Horror is a tough genre to tackle when trying to make a film seem new and fresh. Aside from wading through a quagmire of tropes, horror creators have to make something scary, which isn’t easy when every viewer will have a different idea of what that means. Every once and a while, even the most seasoned horror buffs happen upon a film that is surprising and genuinely frightening.
Unfortunately, Honeymoon is not one of those.
The movie concerns newlyweds Bea (Rose Leslie) and Paul (Harry Treadaway) spending their honeymoon at her family’s cottage. This Canadian appreciated the setting and depiction of cottage life, but wonders if a blissful, quiet honeymoon might have made a better film. After a night or two, Bea wanders into the woods alone for reasons she can’t explain. After that night she begins to act differently, leaving Paul to wonder what caused the sudden change.
Leslie and Treadaway are capable actors (despite some slips in their “American” accents), and their giddy playfulness at the beginning contrasts with their increasing intensity as the film progresses. Treadaway’s manic paranoia is especially wonderful to watch, his giant eyes and frantic movements drawing the viewer into his fraying mental state.
The performances aren’t enough to save this mess though. The ultimate payoff is disappointing and the build-up to it dispels a lot of tension since it’s completely predictable. Paul’s first assumption is that Bea’s change has an entirely human cause, but that’s not convincing to the audience for even a second. Before the fateful night, we see mysterious bright lights shining in the cottage windows while the occupants sleep, and the lights seem especially focused on Bea. Even with extra-bright flashlights, it’s hard to imagine a normal human wandering around their cottage and shining a light in their windows without waking anyone up. Besides, did you see that poster? Given how much of the film is from Paul’s perspective – we try to figure out what’s happened as he does – it’s difficult to find any tension in his investigating someone we know isn’t dangerous.

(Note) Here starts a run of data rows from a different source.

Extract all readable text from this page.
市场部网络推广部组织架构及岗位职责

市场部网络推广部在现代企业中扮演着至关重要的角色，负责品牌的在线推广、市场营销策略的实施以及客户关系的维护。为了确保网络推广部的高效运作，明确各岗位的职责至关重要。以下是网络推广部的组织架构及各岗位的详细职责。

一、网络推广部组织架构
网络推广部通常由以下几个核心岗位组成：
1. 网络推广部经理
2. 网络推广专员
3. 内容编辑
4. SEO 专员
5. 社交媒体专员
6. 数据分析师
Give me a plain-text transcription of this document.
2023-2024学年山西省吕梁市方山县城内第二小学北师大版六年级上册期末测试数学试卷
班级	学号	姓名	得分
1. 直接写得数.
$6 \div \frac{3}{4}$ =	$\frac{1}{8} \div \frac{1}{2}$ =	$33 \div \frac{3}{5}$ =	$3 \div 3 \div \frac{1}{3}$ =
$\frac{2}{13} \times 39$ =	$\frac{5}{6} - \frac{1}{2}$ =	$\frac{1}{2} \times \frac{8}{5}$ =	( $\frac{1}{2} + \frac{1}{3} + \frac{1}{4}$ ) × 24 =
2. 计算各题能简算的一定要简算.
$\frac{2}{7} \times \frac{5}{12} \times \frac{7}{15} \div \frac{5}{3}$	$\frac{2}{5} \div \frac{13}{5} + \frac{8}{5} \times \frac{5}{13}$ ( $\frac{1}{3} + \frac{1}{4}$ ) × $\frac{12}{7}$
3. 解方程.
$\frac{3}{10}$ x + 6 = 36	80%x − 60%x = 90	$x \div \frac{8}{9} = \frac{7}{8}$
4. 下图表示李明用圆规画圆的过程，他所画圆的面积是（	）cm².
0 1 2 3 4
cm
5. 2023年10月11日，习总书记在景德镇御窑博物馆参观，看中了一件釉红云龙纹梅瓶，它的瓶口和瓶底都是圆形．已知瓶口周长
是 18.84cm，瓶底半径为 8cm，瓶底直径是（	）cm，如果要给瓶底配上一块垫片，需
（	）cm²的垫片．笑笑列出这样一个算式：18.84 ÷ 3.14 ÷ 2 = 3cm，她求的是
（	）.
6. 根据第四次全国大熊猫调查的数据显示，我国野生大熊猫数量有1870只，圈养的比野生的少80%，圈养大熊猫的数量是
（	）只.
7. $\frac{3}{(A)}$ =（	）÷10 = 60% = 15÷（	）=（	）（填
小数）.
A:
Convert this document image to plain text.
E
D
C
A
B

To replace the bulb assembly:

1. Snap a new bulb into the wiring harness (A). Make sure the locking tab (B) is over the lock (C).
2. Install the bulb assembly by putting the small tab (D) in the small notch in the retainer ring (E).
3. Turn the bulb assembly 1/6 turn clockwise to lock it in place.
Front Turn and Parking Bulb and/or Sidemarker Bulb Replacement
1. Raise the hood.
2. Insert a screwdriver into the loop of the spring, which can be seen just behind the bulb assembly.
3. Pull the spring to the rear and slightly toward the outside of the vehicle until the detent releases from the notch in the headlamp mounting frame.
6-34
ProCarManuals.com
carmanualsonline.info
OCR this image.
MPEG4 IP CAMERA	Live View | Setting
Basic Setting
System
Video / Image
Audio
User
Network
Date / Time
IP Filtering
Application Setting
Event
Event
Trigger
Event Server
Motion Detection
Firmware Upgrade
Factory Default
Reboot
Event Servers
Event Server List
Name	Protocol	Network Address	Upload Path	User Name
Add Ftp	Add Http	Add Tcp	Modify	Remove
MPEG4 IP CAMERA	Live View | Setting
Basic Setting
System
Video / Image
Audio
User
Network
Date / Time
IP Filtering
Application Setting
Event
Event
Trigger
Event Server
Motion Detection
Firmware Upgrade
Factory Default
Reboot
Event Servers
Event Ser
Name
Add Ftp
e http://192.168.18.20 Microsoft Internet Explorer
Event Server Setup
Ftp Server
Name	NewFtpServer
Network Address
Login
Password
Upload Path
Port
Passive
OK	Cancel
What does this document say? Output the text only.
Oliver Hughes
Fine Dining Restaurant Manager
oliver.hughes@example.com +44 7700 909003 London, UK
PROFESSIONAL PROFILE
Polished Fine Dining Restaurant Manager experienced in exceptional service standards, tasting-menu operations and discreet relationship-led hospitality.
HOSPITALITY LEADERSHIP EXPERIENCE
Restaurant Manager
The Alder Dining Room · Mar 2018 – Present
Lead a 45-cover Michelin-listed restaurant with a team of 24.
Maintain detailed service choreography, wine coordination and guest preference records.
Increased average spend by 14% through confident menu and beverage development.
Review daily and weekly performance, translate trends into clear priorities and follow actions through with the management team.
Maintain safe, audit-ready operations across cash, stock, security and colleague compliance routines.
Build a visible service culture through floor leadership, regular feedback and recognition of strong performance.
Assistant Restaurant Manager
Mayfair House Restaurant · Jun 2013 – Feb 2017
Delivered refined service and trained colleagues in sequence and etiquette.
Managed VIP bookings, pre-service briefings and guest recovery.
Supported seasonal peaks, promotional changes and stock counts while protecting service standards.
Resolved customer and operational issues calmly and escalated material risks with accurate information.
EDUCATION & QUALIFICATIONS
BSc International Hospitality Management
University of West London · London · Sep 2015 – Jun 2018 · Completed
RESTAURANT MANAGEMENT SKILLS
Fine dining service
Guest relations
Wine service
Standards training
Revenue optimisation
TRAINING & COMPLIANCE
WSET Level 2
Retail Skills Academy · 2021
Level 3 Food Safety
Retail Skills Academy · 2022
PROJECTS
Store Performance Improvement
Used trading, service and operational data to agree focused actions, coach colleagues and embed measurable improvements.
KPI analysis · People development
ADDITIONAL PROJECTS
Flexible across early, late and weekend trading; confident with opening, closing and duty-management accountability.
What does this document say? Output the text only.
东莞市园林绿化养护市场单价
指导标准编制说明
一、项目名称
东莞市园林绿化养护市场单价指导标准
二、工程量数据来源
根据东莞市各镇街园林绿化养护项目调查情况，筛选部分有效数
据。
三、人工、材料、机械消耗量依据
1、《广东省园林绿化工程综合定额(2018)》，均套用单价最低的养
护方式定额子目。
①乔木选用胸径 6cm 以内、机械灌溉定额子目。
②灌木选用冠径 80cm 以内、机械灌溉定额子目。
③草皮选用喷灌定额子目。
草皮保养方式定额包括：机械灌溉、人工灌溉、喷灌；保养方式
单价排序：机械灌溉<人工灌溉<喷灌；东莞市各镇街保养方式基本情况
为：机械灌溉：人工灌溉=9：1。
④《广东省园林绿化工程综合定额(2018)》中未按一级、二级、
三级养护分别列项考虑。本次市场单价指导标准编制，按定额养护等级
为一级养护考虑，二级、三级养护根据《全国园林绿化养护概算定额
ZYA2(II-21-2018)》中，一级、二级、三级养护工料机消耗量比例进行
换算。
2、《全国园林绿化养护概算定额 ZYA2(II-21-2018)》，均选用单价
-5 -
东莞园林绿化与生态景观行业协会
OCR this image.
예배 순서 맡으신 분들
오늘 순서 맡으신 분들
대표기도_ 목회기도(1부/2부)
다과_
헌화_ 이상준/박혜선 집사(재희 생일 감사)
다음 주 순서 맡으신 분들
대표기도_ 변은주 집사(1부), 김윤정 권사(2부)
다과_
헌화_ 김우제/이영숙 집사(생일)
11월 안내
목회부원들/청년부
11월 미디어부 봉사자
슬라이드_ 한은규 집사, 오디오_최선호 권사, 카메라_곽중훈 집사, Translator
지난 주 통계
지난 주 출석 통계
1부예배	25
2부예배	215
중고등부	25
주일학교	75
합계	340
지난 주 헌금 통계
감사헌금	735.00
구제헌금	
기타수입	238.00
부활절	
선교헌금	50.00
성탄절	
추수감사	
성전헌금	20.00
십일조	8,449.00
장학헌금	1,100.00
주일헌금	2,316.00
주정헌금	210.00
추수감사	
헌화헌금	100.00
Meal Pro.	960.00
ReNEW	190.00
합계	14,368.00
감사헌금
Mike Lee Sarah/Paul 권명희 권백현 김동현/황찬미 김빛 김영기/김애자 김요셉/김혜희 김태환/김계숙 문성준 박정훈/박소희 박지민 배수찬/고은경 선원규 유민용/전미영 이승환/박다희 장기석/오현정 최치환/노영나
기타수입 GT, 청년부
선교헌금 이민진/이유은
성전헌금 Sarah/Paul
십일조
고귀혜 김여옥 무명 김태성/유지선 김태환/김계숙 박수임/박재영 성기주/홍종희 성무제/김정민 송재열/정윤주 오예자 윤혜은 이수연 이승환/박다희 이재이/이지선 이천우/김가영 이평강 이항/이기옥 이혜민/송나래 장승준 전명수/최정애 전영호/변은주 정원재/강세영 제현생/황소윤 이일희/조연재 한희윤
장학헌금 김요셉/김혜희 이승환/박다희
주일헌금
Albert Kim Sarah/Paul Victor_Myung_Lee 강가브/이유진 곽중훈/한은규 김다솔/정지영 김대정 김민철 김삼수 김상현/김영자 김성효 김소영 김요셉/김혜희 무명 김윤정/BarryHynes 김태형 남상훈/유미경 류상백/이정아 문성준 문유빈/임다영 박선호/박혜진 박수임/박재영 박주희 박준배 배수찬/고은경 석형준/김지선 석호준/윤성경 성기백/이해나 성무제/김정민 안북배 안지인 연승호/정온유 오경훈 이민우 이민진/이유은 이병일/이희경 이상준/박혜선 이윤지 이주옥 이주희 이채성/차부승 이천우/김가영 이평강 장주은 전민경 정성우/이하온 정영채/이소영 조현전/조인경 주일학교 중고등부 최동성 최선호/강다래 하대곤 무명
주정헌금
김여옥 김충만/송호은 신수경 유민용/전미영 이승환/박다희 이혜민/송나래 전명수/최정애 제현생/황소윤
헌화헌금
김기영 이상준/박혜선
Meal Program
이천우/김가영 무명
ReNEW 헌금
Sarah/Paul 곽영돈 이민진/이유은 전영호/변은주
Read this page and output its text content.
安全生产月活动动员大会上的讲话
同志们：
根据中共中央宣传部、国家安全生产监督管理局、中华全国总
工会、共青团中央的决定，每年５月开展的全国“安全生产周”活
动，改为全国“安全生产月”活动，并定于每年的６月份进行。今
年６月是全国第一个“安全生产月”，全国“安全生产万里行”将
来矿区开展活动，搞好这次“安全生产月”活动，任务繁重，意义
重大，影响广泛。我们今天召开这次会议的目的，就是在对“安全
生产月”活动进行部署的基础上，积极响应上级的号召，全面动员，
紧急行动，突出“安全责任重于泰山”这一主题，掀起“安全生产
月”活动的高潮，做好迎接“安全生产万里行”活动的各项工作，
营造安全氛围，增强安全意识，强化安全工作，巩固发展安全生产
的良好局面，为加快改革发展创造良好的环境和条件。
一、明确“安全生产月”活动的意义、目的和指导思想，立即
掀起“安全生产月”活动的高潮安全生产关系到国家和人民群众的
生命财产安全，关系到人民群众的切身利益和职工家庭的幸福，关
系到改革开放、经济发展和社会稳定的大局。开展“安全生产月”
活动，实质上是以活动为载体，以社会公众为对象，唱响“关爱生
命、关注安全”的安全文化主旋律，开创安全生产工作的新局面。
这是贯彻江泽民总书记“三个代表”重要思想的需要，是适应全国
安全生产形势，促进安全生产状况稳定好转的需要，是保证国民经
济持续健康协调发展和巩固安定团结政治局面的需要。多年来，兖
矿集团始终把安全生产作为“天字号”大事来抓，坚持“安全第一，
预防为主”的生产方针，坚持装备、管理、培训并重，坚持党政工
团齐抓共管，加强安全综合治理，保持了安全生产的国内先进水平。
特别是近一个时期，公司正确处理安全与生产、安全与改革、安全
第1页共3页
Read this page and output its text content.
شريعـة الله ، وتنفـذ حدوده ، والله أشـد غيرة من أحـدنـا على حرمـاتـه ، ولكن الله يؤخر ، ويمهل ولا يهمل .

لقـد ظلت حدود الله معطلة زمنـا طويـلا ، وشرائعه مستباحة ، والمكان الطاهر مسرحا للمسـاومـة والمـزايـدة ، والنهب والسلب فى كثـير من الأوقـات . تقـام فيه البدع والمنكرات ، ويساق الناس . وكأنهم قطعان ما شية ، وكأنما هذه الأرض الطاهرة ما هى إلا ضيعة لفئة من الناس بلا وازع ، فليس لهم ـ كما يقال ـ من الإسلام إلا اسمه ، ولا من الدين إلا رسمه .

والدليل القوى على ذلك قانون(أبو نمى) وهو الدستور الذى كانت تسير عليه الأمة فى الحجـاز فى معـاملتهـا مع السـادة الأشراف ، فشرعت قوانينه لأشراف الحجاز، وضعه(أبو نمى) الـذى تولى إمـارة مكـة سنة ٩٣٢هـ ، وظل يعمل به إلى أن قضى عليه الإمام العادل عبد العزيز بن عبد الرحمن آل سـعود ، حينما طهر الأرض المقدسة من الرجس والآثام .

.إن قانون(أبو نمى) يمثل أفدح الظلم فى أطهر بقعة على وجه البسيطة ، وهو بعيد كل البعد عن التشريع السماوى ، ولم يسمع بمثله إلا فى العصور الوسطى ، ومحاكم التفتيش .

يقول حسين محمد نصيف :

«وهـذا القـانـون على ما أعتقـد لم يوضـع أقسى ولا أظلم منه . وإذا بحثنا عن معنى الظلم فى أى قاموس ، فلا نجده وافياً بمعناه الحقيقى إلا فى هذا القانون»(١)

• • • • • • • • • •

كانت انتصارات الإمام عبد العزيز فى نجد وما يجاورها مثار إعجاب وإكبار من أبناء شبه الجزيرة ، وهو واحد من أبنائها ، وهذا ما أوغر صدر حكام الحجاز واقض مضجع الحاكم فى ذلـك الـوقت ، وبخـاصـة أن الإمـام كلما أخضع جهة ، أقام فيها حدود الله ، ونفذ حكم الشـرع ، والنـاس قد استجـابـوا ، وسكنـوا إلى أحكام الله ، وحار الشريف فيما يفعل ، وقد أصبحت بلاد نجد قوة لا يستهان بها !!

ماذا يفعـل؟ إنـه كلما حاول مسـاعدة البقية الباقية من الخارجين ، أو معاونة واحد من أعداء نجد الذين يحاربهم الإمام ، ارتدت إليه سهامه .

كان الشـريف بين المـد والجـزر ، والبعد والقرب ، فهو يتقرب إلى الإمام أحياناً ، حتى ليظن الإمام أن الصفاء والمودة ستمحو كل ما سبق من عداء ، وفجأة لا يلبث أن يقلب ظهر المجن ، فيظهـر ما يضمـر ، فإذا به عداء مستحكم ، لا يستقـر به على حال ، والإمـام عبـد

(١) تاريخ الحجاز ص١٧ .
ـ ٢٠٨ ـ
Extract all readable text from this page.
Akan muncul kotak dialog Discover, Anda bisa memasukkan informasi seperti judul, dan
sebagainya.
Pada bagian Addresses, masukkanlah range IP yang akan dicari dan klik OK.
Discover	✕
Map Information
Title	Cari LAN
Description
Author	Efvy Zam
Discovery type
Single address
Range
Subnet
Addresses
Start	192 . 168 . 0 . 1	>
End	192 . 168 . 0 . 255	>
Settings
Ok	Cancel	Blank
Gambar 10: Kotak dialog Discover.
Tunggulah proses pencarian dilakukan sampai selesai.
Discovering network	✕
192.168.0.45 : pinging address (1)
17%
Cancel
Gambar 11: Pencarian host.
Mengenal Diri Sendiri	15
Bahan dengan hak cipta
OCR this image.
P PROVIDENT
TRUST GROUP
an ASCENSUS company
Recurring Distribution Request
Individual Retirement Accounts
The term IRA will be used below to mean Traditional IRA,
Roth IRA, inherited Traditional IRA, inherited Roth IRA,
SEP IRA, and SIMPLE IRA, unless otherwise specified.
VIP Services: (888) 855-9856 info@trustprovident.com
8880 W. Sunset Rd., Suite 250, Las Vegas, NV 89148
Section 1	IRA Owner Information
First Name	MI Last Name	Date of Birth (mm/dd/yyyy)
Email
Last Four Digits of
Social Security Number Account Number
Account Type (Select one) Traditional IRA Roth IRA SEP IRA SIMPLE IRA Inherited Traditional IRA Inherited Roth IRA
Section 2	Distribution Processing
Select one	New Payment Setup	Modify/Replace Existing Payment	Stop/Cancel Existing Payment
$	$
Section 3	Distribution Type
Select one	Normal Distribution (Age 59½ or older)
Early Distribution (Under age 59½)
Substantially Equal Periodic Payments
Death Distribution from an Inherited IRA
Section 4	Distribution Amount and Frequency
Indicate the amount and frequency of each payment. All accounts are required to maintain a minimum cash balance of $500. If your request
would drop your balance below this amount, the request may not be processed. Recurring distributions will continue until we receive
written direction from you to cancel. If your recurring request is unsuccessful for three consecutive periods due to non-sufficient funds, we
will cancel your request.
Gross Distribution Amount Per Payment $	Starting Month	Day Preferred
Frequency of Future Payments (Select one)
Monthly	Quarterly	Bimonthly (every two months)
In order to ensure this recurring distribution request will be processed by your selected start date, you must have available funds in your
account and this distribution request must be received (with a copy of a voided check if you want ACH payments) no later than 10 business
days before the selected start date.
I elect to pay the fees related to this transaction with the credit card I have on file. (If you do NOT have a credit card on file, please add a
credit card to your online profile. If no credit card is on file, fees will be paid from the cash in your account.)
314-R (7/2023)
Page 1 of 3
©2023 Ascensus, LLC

Director Leigh Janiak (who wrote the film with Phil Graziadei) isn’t lacking talent, and for a film debut she could have done worse. The film credits only 4 actors with speaking roles, and two of them take up less than 10 minutes of screentime together. Treadaway and Leslie are up to the task of anchoring the film, and such an intimate focus is prime territory for a horror film; the problem arises when a half-baked external threat enters the picture. The other characters and the mysterious lights distract from the central relationship. I imagined a film where Bea’s personality shift was due to illness or stress and Paul’s increasing paranoia stems from his own insecurity or lack of trust. Janiak and Graziadei had some great ideas (including a fantastically bleak ending), but the uninspired and unexplained threat waters down what could have been a tight film about a failing relationship.
Other than one scene of viscerally effective body horror, this film has little to offer as far as scares go. Rather than take a stab at something new, this film falls back on some pretty worn-out genre tropes, and what’s likely meant to service as a vague ending just feels unsatisfying and insufficiently explored. The lead actors are unquestionably talented, but you’re better off watching their recent TV work – Leslie plays Ygritte on Game of Thrones while Treadaway is Victor Frankenstein on Penny Dreadful – since both shows can ramp up much more tension than this film could.